Strip-searched students awarded 25,500 NIS compensation

Honenu has represented many citizens whose fundamental rights, including freedom of expression and freedom of protest, have been violated with regard to pride marches. Please click here for a list of relevant posts. Honenu has represented numerous detainees who have filed complaints with, and in some cases sued, the Israel Police for illegal strip searches. Please click here for a sampling of cases.

Wednesday, April 6, 2022, 13:10 The office of the Attorney General recently informed Honenu Attorney Menashe Yado, who filed a suit on behalf of the plaintiffs, that the Israeli Police will pay three hareidi yeshiva students from Bnei Brak who underwent a humiliating strip search 8,500 NIS each in compensation.

The incident occurred on June 25, 2021, the day of the Tel Aviv Pride March that year. The three yeshiva students, who were not aware of the Pride March, were on their way to the Sheraton Beach. When they approached the beach, policemen on the scene unjustifiably detained and publicly degraded them by stripping them to their boxer shorts and body searching them. A search of this type is permitted only if there is a reasonable suspicion that an individual is concealing an object liable to be used in a crime.

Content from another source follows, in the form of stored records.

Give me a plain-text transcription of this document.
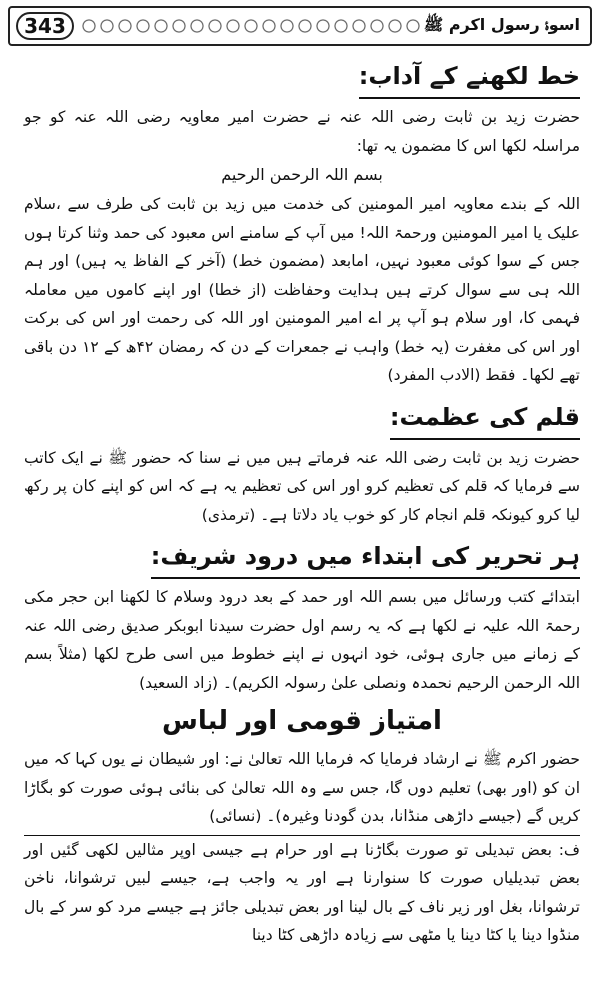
343	اسوۂ رسول اکرم ﷺ
خط لکھنے کے آداب:

حضرت زید بن ثابت رضی اللہ عنہ نے حضرت امیر معاویہ رضی اللہ عنہ کو جو مراسلہ لکھا اس کا مضمون یہ تھا:

بسم اللہ الرحمن الرحیم

اللہ کے بندے معاویہ امیر المومنین کی خدمت میں زید بن ثابت کی طرف سے ،سلام علیک یا امیر المومنین ورحمۃ اللہ! میں آپ کے سامنے اس معبود کی حمد وثنا کرتا ہوں جس کے سوا کوئی معبود نہیں، امابعد (مضمون خط) (آخر کے الفاظ یہ ہیں) اور ہم اللہ ہی سے سوال کرتے ہیں ہدایت وحفاظت (از خطا) اور اپنے کاموں میں معاملہ فہمی کا، اور سلام ہو آپ پر اے امیر المومنین اور اللہ کی رحمت اور اس کی برکت اور اس کی مغفرت (یہ خط) واہب نے جمعرات کے دن کہ رمضان ۴۲ھ کے ۱۲ دن باقی تھے لکھا۔ فقط (الادب المفرد)

قلم کی عظمت:

حضرت زید بن ثابت رضی اللہ عنہ فرماتے ہیں میں نے سنا کہ حضور ﷺ نے ایک کاتب سے فرمایا کہ قلم کی تعظیم کرو اور اس کی تعظیم یہ ہے کہ اس کو اپنے کان پر رکھ لیا کرو کیونکہ قلم انجام کار کو خوب یاد دلاتا ہے۔ (ترمذی)

ہر تحریر کی ابتداء میں درود شریف:

ابتدائے کتب ورسائل میں بسم اللہ اور حمد کے بعد درود وسلام کا لکھنا ابن حجر مکی رحمۃ اللہ علیہ نے لکھا ہے کہ یہ رسم اول حضرت سیدنا ابوبکر صدیق رضی اللہ عنہ کے زمانے میں جاری ہوئی، خود انہوں نے اپنے خطوط میں اسی طرح لکھا (مثلاً بسم اللہ الرحمن الرحیم نحمدہ ونصلی علیٰ رسولہ الکریم)۔ (زاد السعید)

امتیاز قومی اور لباس

حضور اکرم ﷺ نے ارشاد فرمایا کہ فرمایا اللہ تعالیٰ نے: اور شیطان نے یوں کہا کہ میں ان کو (اور بھی) تعلیم دوں گا، جس سے وہ اللہ تعالیٰ کی بنائی ہوئی صورت کو بگاڑا کریں گے (جیسے داڑھی منڈانا، بدن گودنا وغیرہ)۔ (نسائی)

ف: بعض تبدیلی تو صورت بگاڑنا ہے اور حرام ہے جیسی اوپر مثالیں لکھی گئیں اور بعض تبدیلیاں صورت کا سنوارنا ہے اور یہ واجب ہے، جیسے لبیں ترشوانا، ناخن ترشوانا، بغل اور زیر ناف کے بال لینا اور بعض تبدیلی جائز ہے جیسے مرد کو سر کے بال منڈوا دینا یا کٹا دینا یا مٹھی سے زیادہ داڑھی کٹا دینا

The statement of claim in the suit filed with the Tel Aviv Magistrates Court mentions that the search was completely unnecessary, unjustified according to normal police practices, and not according to legal standards of human dignity. The students claimed that they were searched only because of their hareidi appearance, although the street was not closed off to hareidi Jews and Sheraton Beach, which is designated as a separate beach for the hareidi and religious public, was operating as usual, despite its close proximity to the site of the Pride March.

The three students were 19-20 years of age, none of them had a criminal record, and there was no intelligence information on any of them that indicated that they posed a danger to the Pride March participants. During the humiliating search, one of the students showed the police officer at the site that he had a watermelon in his bag, proving that he was on his way to the beach and had no intention to cause problems. However the policemen countered that he did not have a bathing suit, did not accept his explanation that a friend was bringing him one, and then strip searched him.

Several minutes later, the other two students arrived with bathing suits, but nonetheless, they were also strip searched and accused of intending to disturb public order. The students were strip searched despite the presence of metal detectors that the policemen could have used to check whether or not they were carrying dangerous objects. In the end, after the police did not find anything suspicious, the three students were released, but required to take a circuitous route to the beach, which added 40 minutes to their walk.

With the assistance of Honenu, the three students sued the Israel Police for the degradation that they had endured. In a compromise agreement, the police agreed to pay each plaintiff 8,500 NIS in compensation.

Honenu Attorney Menashe Yado: “In Israel 2022, it is not at all easy to publicly identify as a Jew. Terrorists target all Jews in nationalistic attacks, and on a very different level, the Israel Police regard religious Jews as a social danger.

“We are fighting for the Jewish character of the State of Israel and for the defense of Am Yisrael in their Land. This incident is a clear example of an important effort that yielded results. Policemen cannot strip search youths without facing repercussions.”